Performance evaluation on five optimization schemes with different capacity of buffer queue \(B_d^{\textrm{data}}\) on UAV

Conclusions

This paper studied the long-term weighted average cost minimizing problem on multi-IoT request-specific workload offloading and service caching hosting selection in the UAV-enable MEC framework. Since request-specific workloads generated by massive IoTs needed to be offloaded to the upper edge server and processed by a specific service caching, we decomposed the joint optimization problem into two-stage optimization subproblems. First, in terms of IoTs in each group, we proposed a request-specific workloads decision-making optimization scheme based on MADDPG to gain the optimal offloading policy under the general service caching categories hosted by UAV and MECS-M. Next, in terms of UAVs and MECS-Ms in all groups, we implemented a decentralized DDQN-based scheme to obtain the optimal service caching hosting strategy under the existing offloaded workloads from IoTs. We fulfilled the comprehensive simulations in the proposed MEC environment, and experimental results displayed that the proposed WSSMDRL can converge quickly on different parameter configurations, and outperformed other baseline schemes in terms of average cumulative rewards.

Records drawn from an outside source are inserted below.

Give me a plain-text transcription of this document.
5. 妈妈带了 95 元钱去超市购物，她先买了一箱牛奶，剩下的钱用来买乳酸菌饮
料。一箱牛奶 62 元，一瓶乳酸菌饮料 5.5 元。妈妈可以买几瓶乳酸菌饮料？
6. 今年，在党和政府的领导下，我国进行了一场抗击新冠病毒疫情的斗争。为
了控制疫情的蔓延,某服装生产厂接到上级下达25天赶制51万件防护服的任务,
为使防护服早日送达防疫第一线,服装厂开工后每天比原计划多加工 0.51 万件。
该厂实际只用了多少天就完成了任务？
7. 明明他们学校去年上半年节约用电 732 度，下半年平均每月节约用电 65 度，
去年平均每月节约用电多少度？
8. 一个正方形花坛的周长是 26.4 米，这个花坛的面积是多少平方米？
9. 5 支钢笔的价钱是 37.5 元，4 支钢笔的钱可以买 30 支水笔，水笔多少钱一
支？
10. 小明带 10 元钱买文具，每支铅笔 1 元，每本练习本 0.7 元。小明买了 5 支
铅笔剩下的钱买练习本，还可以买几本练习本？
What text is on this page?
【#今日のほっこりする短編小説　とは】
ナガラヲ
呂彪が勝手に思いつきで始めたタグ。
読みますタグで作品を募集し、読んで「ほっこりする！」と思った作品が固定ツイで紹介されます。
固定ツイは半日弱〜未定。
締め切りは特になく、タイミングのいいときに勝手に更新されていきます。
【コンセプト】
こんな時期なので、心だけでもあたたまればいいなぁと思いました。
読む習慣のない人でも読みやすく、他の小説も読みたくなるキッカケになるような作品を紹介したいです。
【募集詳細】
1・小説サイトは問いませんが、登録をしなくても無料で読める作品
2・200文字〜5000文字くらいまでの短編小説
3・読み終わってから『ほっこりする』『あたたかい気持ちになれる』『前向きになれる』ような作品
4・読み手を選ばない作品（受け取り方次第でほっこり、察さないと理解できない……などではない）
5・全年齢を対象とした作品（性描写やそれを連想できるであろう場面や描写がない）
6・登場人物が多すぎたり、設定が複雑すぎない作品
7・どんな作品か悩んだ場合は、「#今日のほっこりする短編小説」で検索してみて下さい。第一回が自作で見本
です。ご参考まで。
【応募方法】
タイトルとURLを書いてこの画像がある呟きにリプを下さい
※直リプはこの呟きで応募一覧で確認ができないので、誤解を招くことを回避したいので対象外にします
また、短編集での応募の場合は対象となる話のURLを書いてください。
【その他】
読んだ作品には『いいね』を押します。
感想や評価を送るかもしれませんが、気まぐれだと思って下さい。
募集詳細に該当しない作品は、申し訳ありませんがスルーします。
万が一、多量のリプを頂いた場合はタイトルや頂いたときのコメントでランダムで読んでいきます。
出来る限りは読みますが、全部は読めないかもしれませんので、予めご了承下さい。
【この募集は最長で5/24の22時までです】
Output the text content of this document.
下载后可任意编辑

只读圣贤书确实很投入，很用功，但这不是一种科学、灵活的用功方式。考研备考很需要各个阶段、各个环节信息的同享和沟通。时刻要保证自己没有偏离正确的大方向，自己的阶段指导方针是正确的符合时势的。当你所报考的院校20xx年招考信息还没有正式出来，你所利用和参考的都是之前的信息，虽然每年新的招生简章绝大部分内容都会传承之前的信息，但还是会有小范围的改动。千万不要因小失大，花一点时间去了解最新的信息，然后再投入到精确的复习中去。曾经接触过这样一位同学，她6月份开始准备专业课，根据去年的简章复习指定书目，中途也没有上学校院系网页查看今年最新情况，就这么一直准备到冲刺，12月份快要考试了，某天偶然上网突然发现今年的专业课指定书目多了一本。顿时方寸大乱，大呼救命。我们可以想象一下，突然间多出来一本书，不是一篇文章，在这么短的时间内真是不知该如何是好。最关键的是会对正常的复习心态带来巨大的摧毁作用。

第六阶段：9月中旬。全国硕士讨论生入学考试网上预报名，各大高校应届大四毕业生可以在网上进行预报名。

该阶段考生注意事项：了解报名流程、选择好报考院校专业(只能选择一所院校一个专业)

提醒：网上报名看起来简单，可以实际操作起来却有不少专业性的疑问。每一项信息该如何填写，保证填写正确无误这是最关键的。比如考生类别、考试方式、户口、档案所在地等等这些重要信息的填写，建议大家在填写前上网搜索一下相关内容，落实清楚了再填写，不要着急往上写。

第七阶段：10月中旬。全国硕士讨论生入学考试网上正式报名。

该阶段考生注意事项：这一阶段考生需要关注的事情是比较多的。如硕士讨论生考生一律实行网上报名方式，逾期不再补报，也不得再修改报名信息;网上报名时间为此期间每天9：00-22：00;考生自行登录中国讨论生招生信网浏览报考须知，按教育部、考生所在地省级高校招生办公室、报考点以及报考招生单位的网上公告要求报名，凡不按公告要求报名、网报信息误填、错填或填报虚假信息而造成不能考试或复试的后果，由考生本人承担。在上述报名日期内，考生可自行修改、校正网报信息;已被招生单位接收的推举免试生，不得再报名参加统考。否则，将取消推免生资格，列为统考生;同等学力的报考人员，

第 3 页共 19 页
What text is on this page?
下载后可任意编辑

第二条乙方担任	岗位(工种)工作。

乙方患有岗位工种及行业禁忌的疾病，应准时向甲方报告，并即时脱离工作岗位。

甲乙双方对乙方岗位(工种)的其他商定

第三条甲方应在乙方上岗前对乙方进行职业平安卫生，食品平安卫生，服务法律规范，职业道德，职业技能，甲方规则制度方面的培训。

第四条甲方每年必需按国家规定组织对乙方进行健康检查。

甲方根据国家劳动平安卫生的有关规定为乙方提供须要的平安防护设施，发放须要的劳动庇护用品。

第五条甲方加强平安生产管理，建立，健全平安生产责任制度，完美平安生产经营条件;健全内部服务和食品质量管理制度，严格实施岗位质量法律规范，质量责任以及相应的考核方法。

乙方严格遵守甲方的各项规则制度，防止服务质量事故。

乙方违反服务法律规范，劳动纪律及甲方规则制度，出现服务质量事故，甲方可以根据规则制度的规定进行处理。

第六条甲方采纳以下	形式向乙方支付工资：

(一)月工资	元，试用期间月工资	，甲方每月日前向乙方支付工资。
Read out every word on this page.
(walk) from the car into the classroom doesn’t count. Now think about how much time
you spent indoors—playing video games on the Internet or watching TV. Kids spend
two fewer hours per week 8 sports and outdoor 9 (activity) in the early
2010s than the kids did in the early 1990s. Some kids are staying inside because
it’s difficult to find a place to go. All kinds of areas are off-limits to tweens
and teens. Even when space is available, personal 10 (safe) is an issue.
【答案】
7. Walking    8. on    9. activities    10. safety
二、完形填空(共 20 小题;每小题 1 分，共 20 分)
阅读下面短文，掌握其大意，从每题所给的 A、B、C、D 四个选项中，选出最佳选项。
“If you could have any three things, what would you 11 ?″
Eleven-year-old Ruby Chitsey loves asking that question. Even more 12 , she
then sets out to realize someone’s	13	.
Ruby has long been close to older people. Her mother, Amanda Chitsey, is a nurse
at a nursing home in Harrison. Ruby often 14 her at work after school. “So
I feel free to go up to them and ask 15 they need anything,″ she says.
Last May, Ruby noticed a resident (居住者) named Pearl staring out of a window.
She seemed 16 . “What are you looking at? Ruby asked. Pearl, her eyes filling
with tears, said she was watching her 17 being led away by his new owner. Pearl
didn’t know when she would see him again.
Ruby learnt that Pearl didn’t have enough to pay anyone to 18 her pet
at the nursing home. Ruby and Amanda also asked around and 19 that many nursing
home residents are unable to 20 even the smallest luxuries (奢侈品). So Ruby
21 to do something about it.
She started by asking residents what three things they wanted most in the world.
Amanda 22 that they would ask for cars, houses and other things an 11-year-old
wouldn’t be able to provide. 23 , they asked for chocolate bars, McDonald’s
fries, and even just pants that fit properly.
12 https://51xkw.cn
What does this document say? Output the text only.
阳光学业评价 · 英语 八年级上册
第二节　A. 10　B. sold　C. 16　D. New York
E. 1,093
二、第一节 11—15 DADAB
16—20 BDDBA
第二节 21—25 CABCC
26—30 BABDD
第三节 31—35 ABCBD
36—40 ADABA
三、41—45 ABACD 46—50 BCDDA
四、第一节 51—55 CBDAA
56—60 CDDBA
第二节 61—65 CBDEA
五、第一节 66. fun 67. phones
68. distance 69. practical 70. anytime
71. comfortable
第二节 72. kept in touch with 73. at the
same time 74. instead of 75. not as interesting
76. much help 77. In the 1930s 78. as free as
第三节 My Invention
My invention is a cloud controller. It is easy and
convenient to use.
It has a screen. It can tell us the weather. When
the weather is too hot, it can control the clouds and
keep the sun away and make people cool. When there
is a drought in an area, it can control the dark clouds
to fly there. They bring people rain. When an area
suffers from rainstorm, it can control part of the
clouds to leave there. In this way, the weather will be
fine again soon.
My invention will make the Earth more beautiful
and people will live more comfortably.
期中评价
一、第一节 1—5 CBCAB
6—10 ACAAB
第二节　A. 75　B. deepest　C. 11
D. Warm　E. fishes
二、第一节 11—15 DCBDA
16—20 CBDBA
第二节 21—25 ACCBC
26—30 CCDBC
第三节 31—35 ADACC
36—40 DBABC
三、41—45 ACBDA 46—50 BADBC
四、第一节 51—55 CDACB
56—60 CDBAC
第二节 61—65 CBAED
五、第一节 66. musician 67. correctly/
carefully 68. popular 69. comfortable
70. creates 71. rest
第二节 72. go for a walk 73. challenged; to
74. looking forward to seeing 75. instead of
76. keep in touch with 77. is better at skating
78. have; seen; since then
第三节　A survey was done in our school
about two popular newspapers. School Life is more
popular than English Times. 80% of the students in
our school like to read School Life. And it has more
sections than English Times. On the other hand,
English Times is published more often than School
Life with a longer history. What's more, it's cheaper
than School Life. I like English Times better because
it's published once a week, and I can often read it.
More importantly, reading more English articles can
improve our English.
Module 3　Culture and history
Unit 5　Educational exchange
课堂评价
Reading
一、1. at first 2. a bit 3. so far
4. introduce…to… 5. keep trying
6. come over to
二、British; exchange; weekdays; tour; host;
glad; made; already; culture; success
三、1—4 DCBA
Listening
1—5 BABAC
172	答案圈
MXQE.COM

Our work still has some shortcomings in both theory and practice. For instance, in terms of the hybrid optimization method, we make more use of DRL while neglecting other learning methods, such as the combination of other learning-based methods and swarm intelligence methods. Regarding simulation practice, we do not fully consider the trajectory planning of UAV, and we did not conduct complete statistical testing are not conduct complete due to the complexity of the simulation environment. In our further work, we will study a hybrid scheme that combines meta heuristics and machine learning to better optimize the problem. In addition, we consider optimizing the flying trajectory of UAV based on the features of arrival workloads in the proposed system, rather than planning the path in advance through deep learning-based methods. Furthermore, our proposed hybrid optimization method can be further expanded and applied in the digital transformation of future intelligent farms and forest operations.